In devising an initial strategy for responding and managing, keep these guides in mind:
1. Immediately defuse this public lawsuit in the eyes of your employees, investors, and customers (if needed to reach that far); be proactive in managing the PR of the lawsuit; don’t let it become a PR problem, nor an employee or a customer-relations problem, in addition to being a legal threat. Your goal should be to get it off their collective radar screen as rapidly as possible. A lawsuit is public knowledge, by its nature, so get proactive on how to respond, but keep in mind, the goal should be to take it out of the public mind as time progresses—don’t get into a PR pissing match.
2. Rapidly retain counsel you trust (see above) and tell them everything under attorney/client privilege—your lawyer must know all the facts and the secrets and the issues behind it, and most of all constantly remind your lawyer of your business goals in resolving the suit.
3. Quickly construct with your law firm the next ninety days of actions—assess the hope of marshaling a counterclaim against the plaintiff where, carefully and deliberately you may be able to determine a claim by your venture against the enemy, to put them back on their heels and begin to rethink “Was it a good idea to sue these guys?” You don’t want to be just on the defensive, but you should not bring meritless counterclaims, which will merely undermine your credibility and fuel the flames of a fire you wish to extinguish.
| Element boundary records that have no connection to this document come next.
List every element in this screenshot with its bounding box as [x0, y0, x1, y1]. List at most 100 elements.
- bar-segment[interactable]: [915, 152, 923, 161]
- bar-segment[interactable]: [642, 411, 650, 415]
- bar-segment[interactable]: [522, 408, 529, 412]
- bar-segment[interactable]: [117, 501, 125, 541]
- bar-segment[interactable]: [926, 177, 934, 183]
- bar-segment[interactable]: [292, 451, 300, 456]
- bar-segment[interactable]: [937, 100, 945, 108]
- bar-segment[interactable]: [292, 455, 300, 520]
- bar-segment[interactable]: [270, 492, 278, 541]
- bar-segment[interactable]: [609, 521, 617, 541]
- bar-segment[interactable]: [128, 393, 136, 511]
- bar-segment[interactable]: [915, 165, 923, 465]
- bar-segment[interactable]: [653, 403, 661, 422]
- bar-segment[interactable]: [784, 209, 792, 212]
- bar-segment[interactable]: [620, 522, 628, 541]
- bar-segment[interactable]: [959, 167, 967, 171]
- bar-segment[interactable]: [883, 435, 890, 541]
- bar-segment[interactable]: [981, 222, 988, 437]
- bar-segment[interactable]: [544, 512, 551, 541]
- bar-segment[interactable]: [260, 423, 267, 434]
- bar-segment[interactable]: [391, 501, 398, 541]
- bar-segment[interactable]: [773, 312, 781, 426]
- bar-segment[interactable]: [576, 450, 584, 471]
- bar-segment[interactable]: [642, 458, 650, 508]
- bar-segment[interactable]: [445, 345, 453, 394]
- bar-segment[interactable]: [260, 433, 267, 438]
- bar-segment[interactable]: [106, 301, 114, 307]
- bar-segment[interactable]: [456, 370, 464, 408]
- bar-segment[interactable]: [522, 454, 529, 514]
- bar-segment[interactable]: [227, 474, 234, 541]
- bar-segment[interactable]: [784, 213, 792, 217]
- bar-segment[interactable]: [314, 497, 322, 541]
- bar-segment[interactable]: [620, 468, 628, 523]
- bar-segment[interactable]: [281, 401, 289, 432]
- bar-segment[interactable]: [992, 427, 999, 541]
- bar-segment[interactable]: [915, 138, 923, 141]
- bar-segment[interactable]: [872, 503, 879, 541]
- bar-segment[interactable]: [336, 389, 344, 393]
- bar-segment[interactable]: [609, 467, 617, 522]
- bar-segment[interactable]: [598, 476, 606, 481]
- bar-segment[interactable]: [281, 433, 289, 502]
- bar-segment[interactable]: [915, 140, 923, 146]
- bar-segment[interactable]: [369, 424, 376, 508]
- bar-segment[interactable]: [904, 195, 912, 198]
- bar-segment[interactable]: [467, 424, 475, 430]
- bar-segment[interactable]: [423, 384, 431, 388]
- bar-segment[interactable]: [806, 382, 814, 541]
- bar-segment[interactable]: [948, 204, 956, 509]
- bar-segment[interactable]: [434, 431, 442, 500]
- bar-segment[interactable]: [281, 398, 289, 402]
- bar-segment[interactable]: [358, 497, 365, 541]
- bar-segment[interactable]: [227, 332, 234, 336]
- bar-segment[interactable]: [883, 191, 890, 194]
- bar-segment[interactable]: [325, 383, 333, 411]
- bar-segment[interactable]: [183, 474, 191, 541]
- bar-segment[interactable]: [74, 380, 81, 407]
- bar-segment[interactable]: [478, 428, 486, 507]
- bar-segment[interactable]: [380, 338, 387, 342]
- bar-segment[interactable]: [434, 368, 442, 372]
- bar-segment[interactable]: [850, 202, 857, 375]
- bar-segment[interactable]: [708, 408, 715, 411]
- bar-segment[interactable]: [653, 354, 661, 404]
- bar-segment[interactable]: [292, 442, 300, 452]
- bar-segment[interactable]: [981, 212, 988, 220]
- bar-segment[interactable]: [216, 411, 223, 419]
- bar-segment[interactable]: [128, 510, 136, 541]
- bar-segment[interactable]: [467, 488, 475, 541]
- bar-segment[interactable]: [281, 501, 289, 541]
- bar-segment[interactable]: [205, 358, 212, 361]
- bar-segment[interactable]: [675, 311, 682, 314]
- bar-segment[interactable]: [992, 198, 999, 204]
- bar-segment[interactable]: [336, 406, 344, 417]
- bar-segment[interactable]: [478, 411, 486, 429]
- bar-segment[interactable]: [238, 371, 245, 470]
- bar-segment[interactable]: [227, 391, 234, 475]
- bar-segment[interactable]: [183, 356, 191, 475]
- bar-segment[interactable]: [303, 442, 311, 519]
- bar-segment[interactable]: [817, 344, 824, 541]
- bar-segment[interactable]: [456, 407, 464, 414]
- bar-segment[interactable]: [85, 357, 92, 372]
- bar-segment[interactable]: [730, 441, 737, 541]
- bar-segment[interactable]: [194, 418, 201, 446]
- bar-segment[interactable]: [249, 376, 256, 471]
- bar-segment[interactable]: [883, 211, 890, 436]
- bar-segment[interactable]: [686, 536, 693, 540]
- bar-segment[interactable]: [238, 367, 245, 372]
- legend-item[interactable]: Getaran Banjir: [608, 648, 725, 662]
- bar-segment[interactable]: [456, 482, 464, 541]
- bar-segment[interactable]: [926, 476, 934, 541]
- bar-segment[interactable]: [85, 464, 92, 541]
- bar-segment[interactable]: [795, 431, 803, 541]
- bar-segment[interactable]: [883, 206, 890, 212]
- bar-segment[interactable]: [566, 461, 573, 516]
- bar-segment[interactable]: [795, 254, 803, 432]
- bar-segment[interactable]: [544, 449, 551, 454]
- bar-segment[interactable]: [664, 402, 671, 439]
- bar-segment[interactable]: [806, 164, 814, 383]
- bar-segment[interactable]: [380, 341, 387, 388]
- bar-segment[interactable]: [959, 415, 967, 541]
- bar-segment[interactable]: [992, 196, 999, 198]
4. Push your law firm to consider aggressive, judo-like strategies and tactics that force a resolution. Seek a win-win possible settlement where your opponent and you can both look like you “won.” And consider SOON getting aggressive about “discovery” where you seek to depose under penalty of perjury the senior executives of your opponent (after you have developed enough facts through interrogatories and other early discovery tactics). When the senior execs of your enemy find themselves under the microscope of your lawyers in a deposition room, their appetite for litigation often suddenly is lost. Many law firms save this move for a year or two into the litigation, but I like to notice the depositions of the top execs of my opponent ASAP.
5. Stay on top of this as the CEO. Do not just delegate it to your CFO—lawsuits are dangerous, unpredictable, and can become boomerangs for all involved. Make sure you personally have a solid relationship with your law firm and the lead partner, where you drive them to focus on your business goals for the litigation and your cost-containment goals.
Cost control is critical. Mandate that the law firm you retain cannot staff this case with more than three lawyers: the lead partner, a junior partner, and one associate (and a paralegal).
I have prevailed with that staff against enemy firms with truly ten times those numbers—we were so more on top of the case than those many minions! And, know each of your lean staff’s billing rates. Review their monthly bills and question them (it makes a difference or they will bill as much as they can). Also, make sure you provide in the revised operating plan of your company for your best estimate of the ongoing expense, so your board is aware and you plan for it without destroying your cash plan.
Litigation is WAR.
Treat it that way: Go for the jugular of your opponent. Seek to kill them or neutralize them, rapidly. Yet, given that you are a small company, think: JUDO! Many a case can be resolved early on if you think out of the box, with a mind to what the enemy seeks, and what it fears. I’ve resolved cases for almost nothing, where dignity and honor and “mutual peace” prevailed, in light of the plaintiff’s goals (plus a magnum of champagne for the opponent). And if no compromise is possible, then do all you can to destroy the enemy while NOT distracting your company from achieving its business model. If your enemy is determined to destroy you no matter what, then delay and counterattack are the best tactics.
Do not give management of the case to your law firm; rather, manage their response to the lawsuit just as if it is a plan to build and launch a new product: with a plan, and a schedule, and a budget, and milestone reviews, while always being guided by the unemotional business mandate.